1 comentario en “Empieza en Nosotros”
  1. ARTURO GUTIERREZ Dijo:

    El artículo si bien “pretende” hacer una reflexión acerca de las motivaciones morales que implica los conceptos de bien y mal, cae en una profunda ambigüedad ya que si bien resulta complicado definir ambos conceptos, es un elementos fundamental que debe ser el punto de partida de su reflexión.

    Es muy fácil decir que al no existir códigos de conducta que nos definan con claridad que es lo bueno y lo malo, es también cierto que es una necesidad avanzar en este punto si usted desea adentrarse en un análisis profundo y serio del tema debería partir sobre la fenomenología de lo que usted llama moral. Por principio de cuentas, el termino moral deriva de la palabra moral que significa literalmente costumbre, luego entonces la costumbre es el principio y origen del comportamiento social (si quiere saber sobre ello yo le aconsejo leer Jhon Rawls o cualquier contractualista), de tal manera que la costumbre por escencia es el fundamento no sólo de la Ley sino además del comportamiento moral.

    Ahora bien, la costumbre históricamente ha determinado que los valores tales como el respeto a la vida, a la dignidad, y un largo etcétera, no derivan de lo que nos parece o no estar bien o mal, sino de una tradición histórico social que ha persistido hasta nuestros días, y que plantea que dichos valores no originados por un código moral.
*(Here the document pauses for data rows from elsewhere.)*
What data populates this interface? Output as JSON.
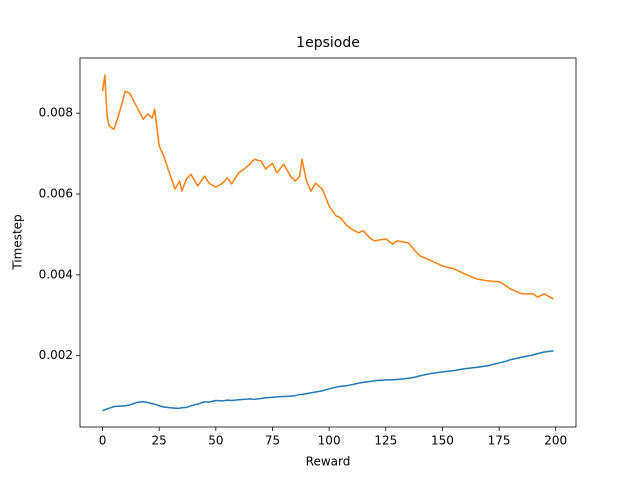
{
  "chart_data": {
    "type": "line",
    "title": "1epsiode",
    "x_label": "Reward",
    "y_label": "Timestep",
    "x": [
      0,
      1,
      2,
      3,
      5,
      7,
      10,
      12,
      15,
      18,
      20,
      22,
      23,
      25,
      27,
      30,
      32,
      34,
      35,
      37,
      39,
      42,
      45,
      47,
      50,
      53,
      55,
      57,
      60,
      63,
      65,
      67,
      70,
      72,
      75,
      77,
      80,
      83,
      85,
      87,
      88,
      90,
      92,
      94,
      97,
      100,
      103,
      105,
      108,
      110,
      113,
      115,
      118,
      120,
      125,
      128,
      130,
      135,
      138,
      140,
      145,
      150,
      155,
      160,
      165,
      170,
      175,
      178,
      180,
      185,
      190,
      192,
      195,
      199
    ],
    "series": [
      {
        "color": "#1f77b4",
        "values": [
          0.00064,
          0.00066,
          0.00068,
          0.0007,
          0.00074,
          0.00075,
          0.00076,
          0.00078,
          0.00084,
          0.00086,
          0.00084,
          0.00081,
          0.0008,
          0.00076,
          0.00073,
          0.00071,
          0.0007,
          0.0007,
          0.00071,
          0.00072,
          0.00076,
          0.0008,
          0.00086,
          0.00085,
          0.00089,
          0.00088,
          0.0009,
          0.00089,
          0.00091,
          0.00092,
          0.00093,
          0.00092,
          0.00094,
          0.00096,
          0.00097,
          0.00098,
          0.00099,
          0.001,
          0.00101,
          0.00104,
          0.00104,
          0.00106,
          0.00108,
          0.0011,
          0.00113,
          0.00118,
          0.00122,
          0.00124,
          0.00126,
          0.00128,
          0.00132,
          0.00134,
          0.00136,
          0.00138,
          0.0014,
          0.0014,
          0.00141,
          0.00144,
          0.00147,
          0.0015,
          0.00156,
          0.0016,
          0.00163,
          0.00168,
          0.00171,
          0.00175,
          0.00182,
          0.00186,
          0.0019,
          0.00196,
          0.00202,
          0.00205,
          0.00209,
          0.00212
        ]
      },
      {
        "color": "#ff7f0e",
        "values": [
          0.00854,
          0.00894,
          0.00793,
          0.00768,
          0.0076,
          0.00793,
          0.00854,
          0.00849,
          0.00817,
          0.00785,
          0.00798,
          0.00788,
          0.0081,
          0.00719,
          0.00694,
          0.00644,
          0.00612,
          0.00632,
          0.00607,
          0.00637,
          0.00649,
          0.0062,
          0.00644,
          0.00627,
          0.00617,
          0.00627,
          0.0064,
          0.00625,
          0.00652,
          0.00664,
          0.00674,
          0.00686,
          0.00681,
          0.00662,
          0.00676,
          0.00652,
          0.00674,
          0.00644,
          0.00632,
          0.00644,
          0.00686,
          0.00632,
          0.00607,
          0.00627,
          0.00612,
          0.0057,
          0.00546,
          0.00541,
          0.00521,
          0.00513,
          0.00504,
          0.00509,
          0.00491,
          0.00484,
          0.00489,
          0.00476,
          0.00484,
          0.00479,
          0.00459,
          0.00447,
          0.00435,
          0.00422,
          0.00415,
          0.00402,
          0.0039,
          0.00385,
          0.00383,
          0.00373,
          0.00365,
          0.00353,
          0.00353,
          0.00345,
          0.00353,
          0.0034
        ]
      }
    ],
    "xlim": [
      -9.95,
      208.95
    ],
    "xticks": [
      0,
      25,
      50,
      75,
      100,
      125,
      150,
      175,
      200
    ],
    "ylim": [
      0.000235,
      0.009365
    ],
    "yticks": [
      0.002,
      0.004,
      0.006,
      0.008
    ],
    "grid": false
  }
}
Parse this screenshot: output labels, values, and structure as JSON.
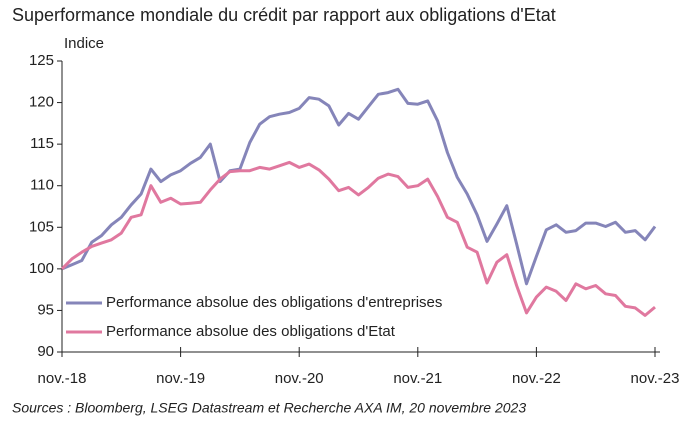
{
  "chart_data": {
    "type": "line",
    "title": "Superformance mondiale du crédit par rapport aux obligations d'Etat",
    "ylabel": "Indice",
    "source": "Sources : Bloomberg, LSEG Datastream et Recherche AXA IM, 20 novembre 2023",
    "categories": [
      "nov.-18",
      null,
      null,
      null,
      null,
      null,
      null,
      null,
      null,
      null,
      null,
      null,
      "nov.-19",
      null,
      null,
      null,
      null,
      null,
      null,
      null,
      null,
      null,
      null,
      null,
      "nov.-20",
      null,
      null,
      null,
      null,
      null,
      null,
      null,
      null,
      null,
      null,
      null,
      "nov.-21",
      null,
      null,
      null,
      null,
      null,
      null,
      null,
      null,
      null,
      null,
      null,
      "nov.-22",
      null,
      null,
      null,
      null,
      null,
      null,
      null,
      null,
      null,
      null,
      null,
      "nov.-23"
    ],
    "series": [
      {
        "name": "Performance absolue des obligations d'entreprises",
        "color": "#8585b9",
        "values": [
          100,
          100.5,
          101,
          103.2,
          104,
          105.3,
          106.2,
          107.7,
          109,
          112,
          110.5,
          111.3,
          111.8,
          112.7,
          113.4,
          115,
          110.5,
          111.8,
          112,
          115.2,
          117.4,
          118.3,
          118.6,
          118.8,
          119.3,
          120.6,
          120.4,
          119.6,
          117.3,
          118.7,
          118,
          119.5,
          121,
          121.2,
          121.6,
          119.9,
          119.8,
          120.2,
          117.8,
          114,
          111,
          109,
          106.5,
          103.3,
          105.4,
          107.6,
          103,
          98.2,
          101.5,
          104.7,
          105.3,
          104.4,
          104.6,
          105.5,
          105.5,
          105.1,
          105.6,
          104.4,
          104.6,
          103.5,
          105.1
        ]
      },
      {
        "name": "Performance absolue des obligations d'Etat",
        "color": "#e0789f",
        "values": [
          100,
          101.2,
          102,
          102.7,
          103.1,
          103.5,
          104.3,
          106.2,
          106.5,
          110,
          108,
          108.5,
          107.8,
          107.9,
          108,
          109.5,
          110.8,
          111.7,
          111.8,
          111.8,
          112.2,
          112,
          112.4,
          112.8,
          112.2,
          112.6,
          111.9,
          110.8,
          109.4,
          109.8,
          108.9,
          109.8,
          110.9,
          111.4,
          111.1,
          109.8,
          110,
          110.8,
          108.7,
          106.2,
          105.6,
          102.6,
          102,
          98.3,
          100.8,
          101.7,
          98,
          94.7,
          96.6,
          97.8,
          97.3,
          96.2,
          98.2,
          97.6,
          98,
          97,
          96.8,
          95.5,
          95.3,
          94.4,
          95.4
        ]
      }
    ],
    "ylim": [
      90,
      125
    ],
    "yticks": [
      90,
      95,
      100,
      105,
      110,
      115,
      120,
      125
    ],
    "grid": false,
    "legend": "lower left"
  }
}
    Errores como los anteriores, son frecuentes cuando se trata de hacer análisis sin contemplar la parte histórico-social, pero sobre todo, cuando se sacan conclusiones como las del articulo “La ley es reconocer esos bienes y actuar en consecuencia”. Conclusiones como esas son comunes cuando no se reflexiona sobre el origen de la moral y la ley como si ambas fueran fenómenos ajenos, nada mas equivocado. La costumbre es la madre de la moral y por supuesto, de la ley.

    NOTA DEL EDITOR: Gracias por su comentario. Su punto parecec ser el decir que las costumbres dictan a la moral, de hábitos arraigados. Muy bien, queda ahora por explicar el por qué de esas costumbres, qué las originó y la razón por la que se parecen tanto en tantas partes. Debió haber algo anterior a la costumbre de, por ejemplo, considerar negativa a la mentira y volver una costumbre el decir la verdad. Ésa es la idea de la columna, hablar de cosas evidentes por sí mismas, que se consideran bienes humanos.